Parecia um daqueles planos improváveis - quase mais insano do que viável -, mas a “regência” de Adrian Newey acabou ditando o compasso certo e o RB17 saiu do papel. Agora, as primeiras imagens do desenho externo em sua configuração final finalmente vieram a público.
Mesmo após deixar a Red Bull para se juntar à Aston Martin - marca que tem o Valkyrie, um carro com proposta parecida com a do RB17 -, Newey segue ligado ao desenvolvimento como consultor. O RB17 continua refletindo as diretrizes que ele estabeleceu desde o começo, tanto na parte aerodinâmica quanto na engenharia mecânica.
Design externo do RB17: mudanças na dianteira e na traseira
As alterações visuais ficam claras logo de cara. Na frente, o modelo passa a adotar faróis de LED que descem verticalmente pelos paralamas, enquanto as entradas de ar e os dutos de refrigeração foram redesenhados. No conjunto da carroceria, o resultado é um desenho mais limpo, direto e claramente guiado por função.
Na traseira, a tampa do motor incorpora uma grande barbatana central - solução bem comum em protótipos de Le Mans. Essa escolha é consequência de ajustes aerodinâmicos e de arrefecimento feitos já em uma fase mais avançada do projeto.
Esta versão do RB17 também ficou um pouco mais compacta do que o protótipo exibido inicialmente. Ainda assim, ele ocupa uma área muito próxima à de um Fórmula 1 atual. E, pensando no uso real, foram adicionados itens essenciais como espelhos retrovisores e limpador de para-brisa.
Segundo a equipe técnica, boa parte das mudanças mais importantes nem aparece nas fotos. O foco recente esteve em refinar o escoamento do ar e acertar o equilíbrio entre eficiência aerodinâmica, capacidade de refrigeração e confiabilidade.
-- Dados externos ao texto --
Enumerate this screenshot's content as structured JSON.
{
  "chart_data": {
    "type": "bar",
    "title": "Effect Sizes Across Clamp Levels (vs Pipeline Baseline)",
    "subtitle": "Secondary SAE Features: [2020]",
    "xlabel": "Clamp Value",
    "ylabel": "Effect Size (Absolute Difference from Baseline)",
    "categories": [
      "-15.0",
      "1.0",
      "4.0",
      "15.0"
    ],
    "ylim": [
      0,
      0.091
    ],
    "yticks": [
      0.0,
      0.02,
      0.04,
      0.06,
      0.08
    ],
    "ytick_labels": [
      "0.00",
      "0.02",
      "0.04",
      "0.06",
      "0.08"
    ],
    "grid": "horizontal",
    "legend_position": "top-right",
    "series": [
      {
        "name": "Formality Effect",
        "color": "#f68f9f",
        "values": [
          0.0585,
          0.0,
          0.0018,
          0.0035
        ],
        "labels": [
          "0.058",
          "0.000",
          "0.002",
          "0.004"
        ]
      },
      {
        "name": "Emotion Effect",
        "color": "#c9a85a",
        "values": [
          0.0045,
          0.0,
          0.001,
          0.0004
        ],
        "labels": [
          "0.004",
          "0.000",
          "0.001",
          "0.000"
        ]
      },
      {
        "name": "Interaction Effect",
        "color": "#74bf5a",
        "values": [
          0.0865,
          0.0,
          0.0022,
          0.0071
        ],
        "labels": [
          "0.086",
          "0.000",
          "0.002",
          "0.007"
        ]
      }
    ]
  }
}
Como acontece em projetos desse nível, esse tipo de acerto costuma envolver um ciclo intenso de simulações e validação prática: pequenas mudanças em perfis, dutos e saídas de ar podem alterar tanto o desempenho quanto a temperatura de componentes críticos. É esse “trabalho invisível” que, no fim, separa um carro rápido de um carro rápido e consistente.
V10 Cosworth no RB17 e cabine voltada à funcionalidade
O destaque mecânico é um V10 aspirado de 4,5 litros desenvolvido pela Cosworth especificamente para o RB17. É a mesma empresa por trás de motores marcantes, como os V12 do Valkyrie e dos modelos da GMA, além do V16 do Bugatti Tourbillon.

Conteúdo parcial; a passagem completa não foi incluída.